I'm guessing here that the AI, possibly based off of player demands, was looking only at the existing contract, and not at the other QB salaries in the league (http://www.thefofl.com/league/positionsalaries.php?p=QB). Which probably wasn't the best thing for the team (fortunately they WERE able to sign all of their picks, though that wasn't the case last year as their 1st rounder went unsigned); while the player demands may be a nice safeguard against a human owner trying to renegotiate cheap deals, this can seemingly put the AI at more of a disadvantage. Subsequent owners as well, though in this case if we do get a new owner I think the league would give them the option of voiding the contract.

Ben E Lou
05-06-2013, 10:30 AM
Once one offers enough outside-the-box contracts, one learns pretty quickly that player demands are constrained by the existing deal. And the AI plays by different rules when it comes to renegs--rules that typically do *not* benefit the AI team when it is renegotiating a contract that the AI never would have offered, and therefore isn't programmed to handle at all. I suspect the logic at work here is something along the lines of:

1. This makes too much money.
2. Should he be cut? No. He is too good to be cut.
Therefore...
3. His contract must be renegotiated.

And then the "AI Team Reneg" logic was faced with a deal that it had no idea how to restructure, so it completely botched it.

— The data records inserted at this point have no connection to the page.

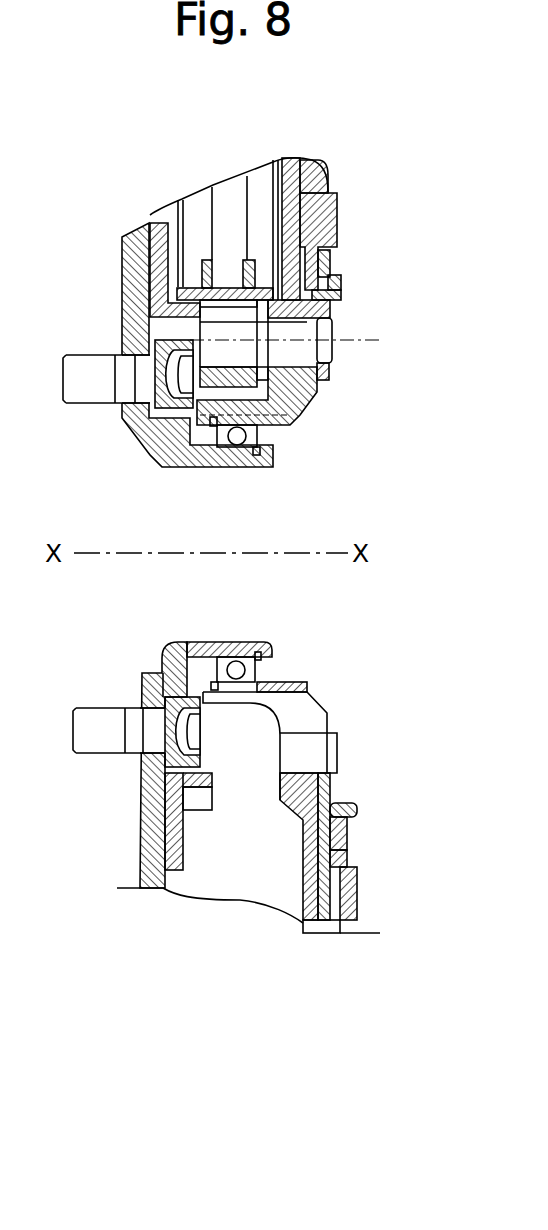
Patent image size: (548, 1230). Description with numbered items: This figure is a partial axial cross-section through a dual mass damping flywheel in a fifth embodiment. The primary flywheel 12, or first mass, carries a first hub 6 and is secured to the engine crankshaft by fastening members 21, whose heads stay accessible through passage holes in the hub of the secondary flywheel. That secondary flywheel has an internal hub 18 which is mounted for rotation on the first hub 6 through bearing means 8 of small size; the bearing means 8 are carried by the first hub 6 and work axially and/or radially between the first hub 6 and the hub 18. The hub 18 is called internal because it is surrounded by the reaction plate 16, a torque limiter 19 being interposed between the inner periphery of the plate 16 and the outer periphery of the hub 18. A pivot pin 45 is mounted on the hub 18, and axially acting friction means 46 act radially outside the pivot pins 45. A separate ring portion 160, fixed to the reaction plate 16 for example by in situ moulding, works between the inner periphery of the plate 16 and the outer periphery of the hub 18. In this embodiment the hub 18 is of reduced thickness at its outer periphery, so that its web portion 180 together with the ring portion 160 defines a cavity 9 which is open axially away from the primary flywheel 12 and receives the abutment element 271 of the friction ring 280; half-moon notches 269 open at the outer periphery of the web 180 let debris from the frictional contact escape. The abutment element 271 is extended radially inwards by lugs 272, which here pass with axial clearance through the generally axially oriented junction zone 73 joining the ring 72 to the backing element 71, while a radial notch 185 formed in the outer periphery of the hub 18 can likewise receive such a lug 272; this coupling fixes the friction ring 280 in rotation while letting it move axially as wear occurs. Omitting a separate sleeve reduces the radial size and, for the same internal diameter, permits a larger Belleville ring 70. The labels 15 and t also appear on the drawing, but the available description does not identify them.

The first hub 6 is at (150, 452).
The bearing means 8 is at (263, 669).
The cavity 9 is at (342, 300).
The primary flywheel 12 is at (135, 859).
The housing section 15 is at (190, 232).
The reaction plate 16 is at (290, 157).
The internal hub 18 is at (305, 405).
The torque limiter 19 is at (340, 251).
The fastening members 21 is at (84, 354).
The pivot pin 45 is at (334, 352).
The axially acting friction means 46 is at (188, 884).
The Belleville ring 70 is at (331, 265).
The backing element 71 is at (342, 284).
The ring 72 is at (329, 377).
The junction zone 73 is at (350, 802).
The ring portion 160 is at (330, 922).
The web portion 180 is at (283, 230).
The radial notch 185 is at (348, 827).
The notches 269 is at (283, 193).
The abutment element 271 is at (347, 851).
The connecting lug 272 is at (343, 787).
The friction ring 280 is at (358, 894).
The thickness t is at (330, 169).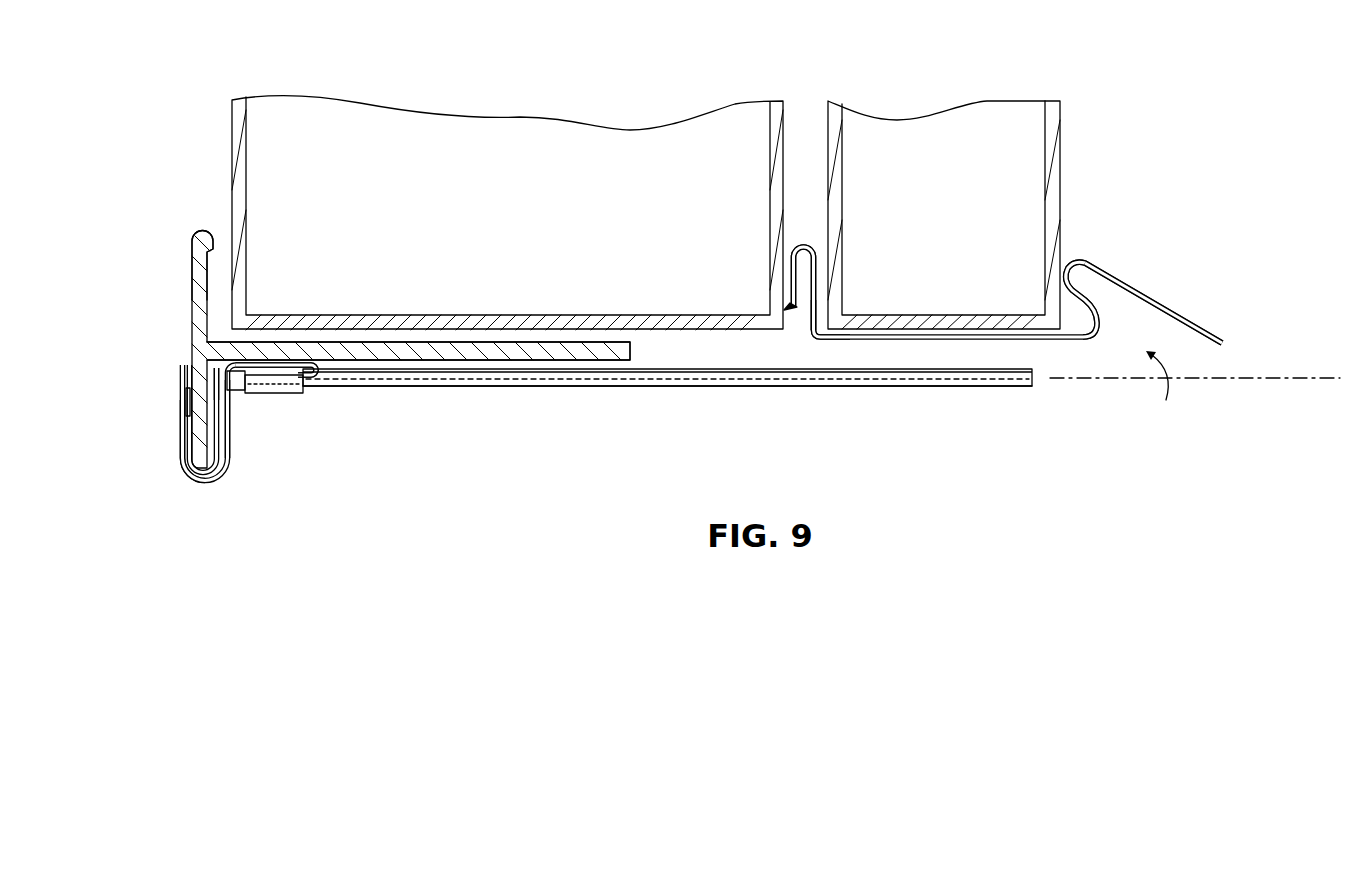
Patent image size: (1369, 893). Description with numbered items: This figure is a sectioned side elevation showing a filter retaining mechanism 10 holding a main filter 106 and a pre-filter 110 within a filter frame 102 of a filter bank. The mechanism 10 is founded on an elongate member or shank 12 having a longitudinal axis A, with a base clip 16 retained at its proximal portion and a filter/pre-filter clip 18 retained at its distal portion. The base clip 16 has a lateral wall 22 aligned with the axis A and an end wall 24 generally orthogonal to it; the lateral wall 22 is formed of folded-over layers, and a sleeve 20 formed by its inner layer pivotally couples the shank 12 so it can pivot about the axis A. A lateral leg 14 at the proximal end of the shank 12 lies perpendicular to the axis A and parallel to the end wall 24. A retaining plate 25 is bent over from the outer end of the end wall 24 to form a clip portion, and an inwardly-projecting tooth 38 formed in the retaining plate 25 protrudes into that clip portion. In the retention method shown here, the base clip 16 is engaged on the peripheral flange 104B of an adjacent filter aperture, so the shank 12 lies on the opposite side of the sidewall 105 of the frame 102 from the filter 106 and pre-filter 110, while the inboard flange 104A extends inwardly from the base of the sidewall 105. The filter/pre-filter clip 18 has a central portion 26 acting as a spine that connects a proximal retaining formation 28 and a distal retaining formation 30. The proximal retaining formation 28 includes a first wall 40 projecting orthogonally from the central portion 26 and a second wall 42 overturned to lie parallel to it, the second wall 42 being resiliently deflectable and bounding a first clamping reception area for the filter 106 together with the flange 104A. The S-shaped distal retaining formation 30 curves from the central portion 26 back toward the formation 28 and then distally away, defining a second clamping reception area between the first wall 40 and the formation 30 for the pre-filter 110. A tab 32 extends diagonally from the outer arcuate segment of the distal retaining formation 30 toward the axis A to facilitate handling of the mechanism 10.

The filter retaining mechanism 10 is at (885, 397).
The elongate member 12 is at (590, 388).
The lateral leg 14 is at (237, 394).
The base clip 16 is at (185, 492).
The filter/pre-filter clip 18 is at (1147, 384).
The sleeve 20 is at (280, 395).
The lateral wall 22 is at (312, 393).
The end wall 24 is at (229, 442).
The retaining plate 25 is at (181, 462).
The central portion 26 is at (1092, 345).
The proximal retaining formation 28 is at (805, 240).
The distal retaining formation 30 is at (1085, 261).
The tab 32 is at (1138, 290).
The tooth 38 is at (184, 400).
The first wall 40 is at (810, 342).
The second wall 42 is at (792, 312).
The filter frame 102 is at (182, 349).
The peripheral inboard flange 104A is at (190, 238).
The peripheral flange 104B is at (186, 442).
The sidewall 105 is at (486, 362).
The main filter 106 is at (625, 127).
The pre-filter 110 is at (920, 118).
The longitudinal axis A is at (1265, 385).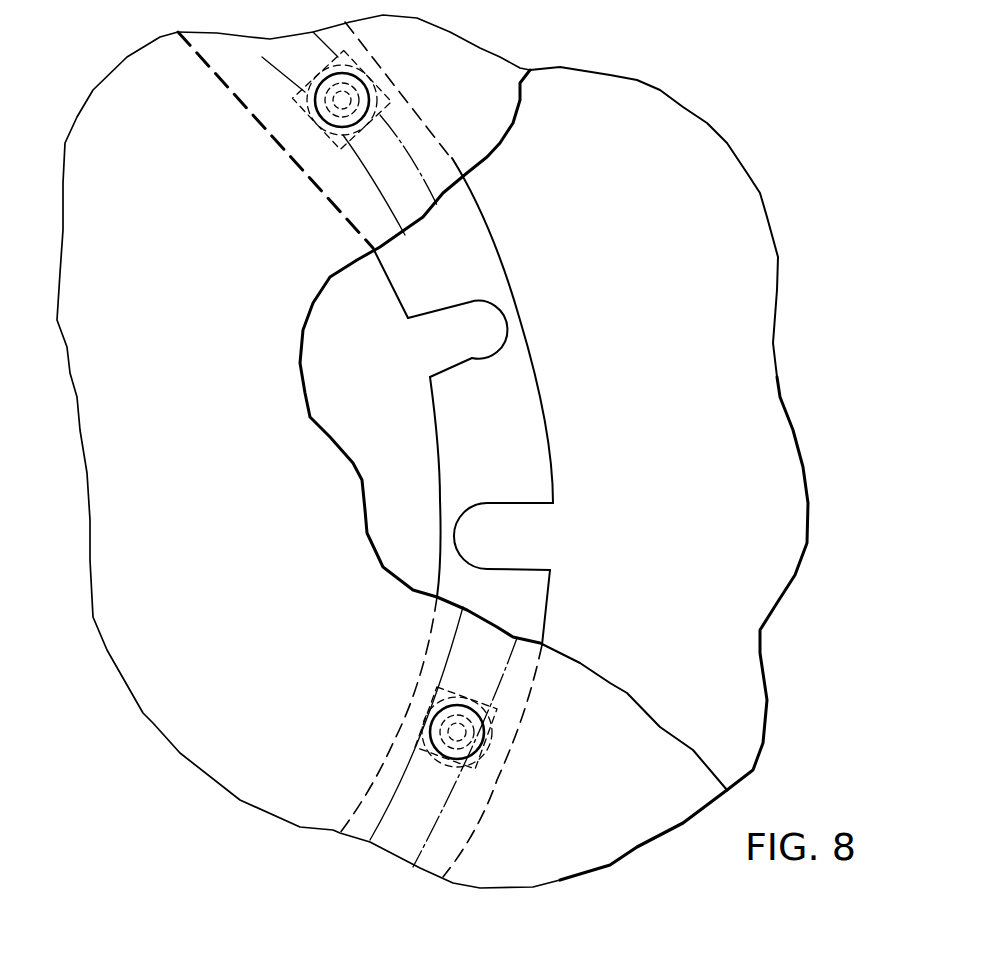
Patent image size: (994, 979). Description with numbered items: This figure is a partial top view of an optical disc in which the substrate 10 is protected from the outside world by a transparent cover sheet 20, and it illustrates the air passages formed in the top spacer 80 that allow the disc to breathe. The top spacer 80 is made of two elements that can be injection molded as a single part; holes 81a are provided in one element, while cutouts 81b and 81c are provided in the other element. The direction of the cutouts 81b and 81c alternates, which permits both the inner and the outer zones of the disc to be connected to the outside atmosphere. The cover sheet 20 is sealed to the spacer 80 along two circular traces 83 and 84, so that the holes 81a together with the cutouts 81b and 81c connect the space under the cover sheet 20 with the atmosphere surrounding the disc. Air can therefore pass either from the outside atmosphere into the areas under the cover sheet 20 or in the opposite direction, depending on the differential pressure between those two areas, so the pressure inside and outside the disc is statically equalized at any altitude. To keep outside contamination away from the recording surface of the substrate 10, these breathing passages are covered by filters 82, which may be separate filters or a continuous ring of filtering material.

The substrate 10 is at (743, 345).
The cover sheet 20 is at (222, 482).
The top spacer 80 is at (446, 141).
The holes 81a is at (313, 112).
The cutouts 81b is at (527, 518).
The cutouts 81c is at (442, 335).
The filters 82 is at (370, 92).
The circular trace 83 is at (392, 803).
The circular trace 84 is at (430, 842).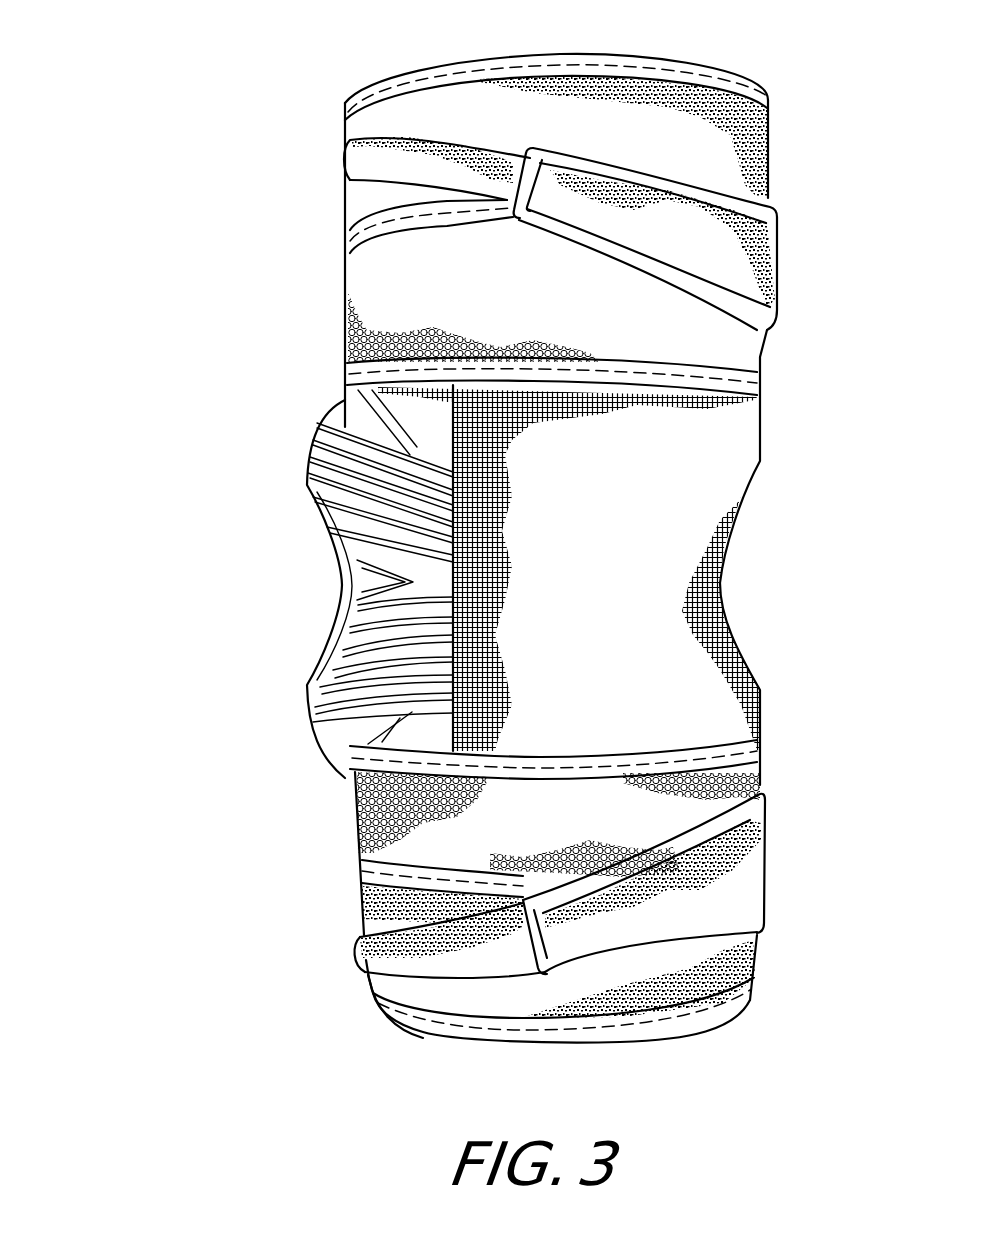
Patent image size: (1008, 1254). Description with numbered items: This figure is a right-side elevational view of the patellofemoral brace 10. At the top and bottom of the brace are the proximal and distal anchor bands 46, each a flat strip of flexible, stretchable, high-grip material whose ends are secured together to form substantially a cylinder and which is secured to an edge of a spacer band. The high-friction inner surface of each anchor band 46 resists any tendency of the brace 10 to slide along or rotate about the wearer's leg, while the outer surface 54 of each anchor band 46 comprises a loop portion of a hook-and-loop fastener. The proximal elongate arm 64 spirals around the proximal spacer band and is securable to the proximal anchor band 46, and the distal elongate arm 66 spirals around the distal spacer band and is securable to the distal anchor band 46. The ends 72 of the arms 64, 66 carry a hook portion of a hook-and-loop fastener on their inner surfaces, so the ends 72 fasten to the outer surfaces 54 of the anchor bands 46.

The brace 10 is at (205, 79).
The anchor band 46 is at (378, 115).
The outer surface of anchor band 54 is at (770, 124).
The proximal elongate arm 64 is at (773, 240).
The distal elongate arm 66 is at (752, 883).
The end of arm 72 is at (362, 180).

My plan was that I'd simply do a final-year reneg with him. The AI would have asked a human player for a bonus of around $50M (assuming he hadn't had a monster season yet,) which would have been fine for the 4 or 5 year deal it would have surely requested.

lastcat3
05-07-2013, 08:41 AM
One other problem I see with how AI teams renegotiate is that they get into really intense bidding wars against other AI teams for star players. They always have a few players whose contracts are outlandish because of those bidding wars and it often catches up to them when other players contracts on their team come due again.

They fail to see that even though the player is really good it doesn't bold well for the future of the team because you won't be able to play your other good players.

To be honestt though it is probably good for the sales of the games that computer AI isn't smarter than the human player. As soon as the computer AI starts becoming more intelligent than the human player and starts beating him all the time he will stop playing the game real quick.

QuikSand
05-07-2013, 12:54 PM
Hmmm, I'd say that the AI doesn't get intense enough in bidding wars. I tend to see a big cluster of similar bids from multiple teams all surrounding some consensus value, and then the best one tends to just win out. And too many quality players that go completely uncontested.

I confess I don't tend to get too deep into the weeds of the background when playing solo, though.

lastcat3
05-07-2013, 06:33 PM
Hmmm, I'd say that the AI doesn't get intense enough in bidding wars. I tend to see a big cluster of similar bids from multiple teams all surrounding some consensus value, and then the best one tends to just win out. And too many quality players that go completely uncontested.

I confess I don't tend to get too deep into the weeds of the background when playing solo, though.

I will say that if you go look at AI teams rosters in sp(which is all I play) many of them will have about three or four players that are way overpaid (making about 25 million a year) and that doesn't leave a whole lot of room for them to sign many of their other players when their contracts come due so they end having to let a lot of players go to stay below the salary cap. I assume that the computer is paying those particular players that much to win a price war over other teams.

Some AI teams do seem to manage their rosters better than others do though as most of the time when I see that it is coming from teams that consistently have losing records year after year.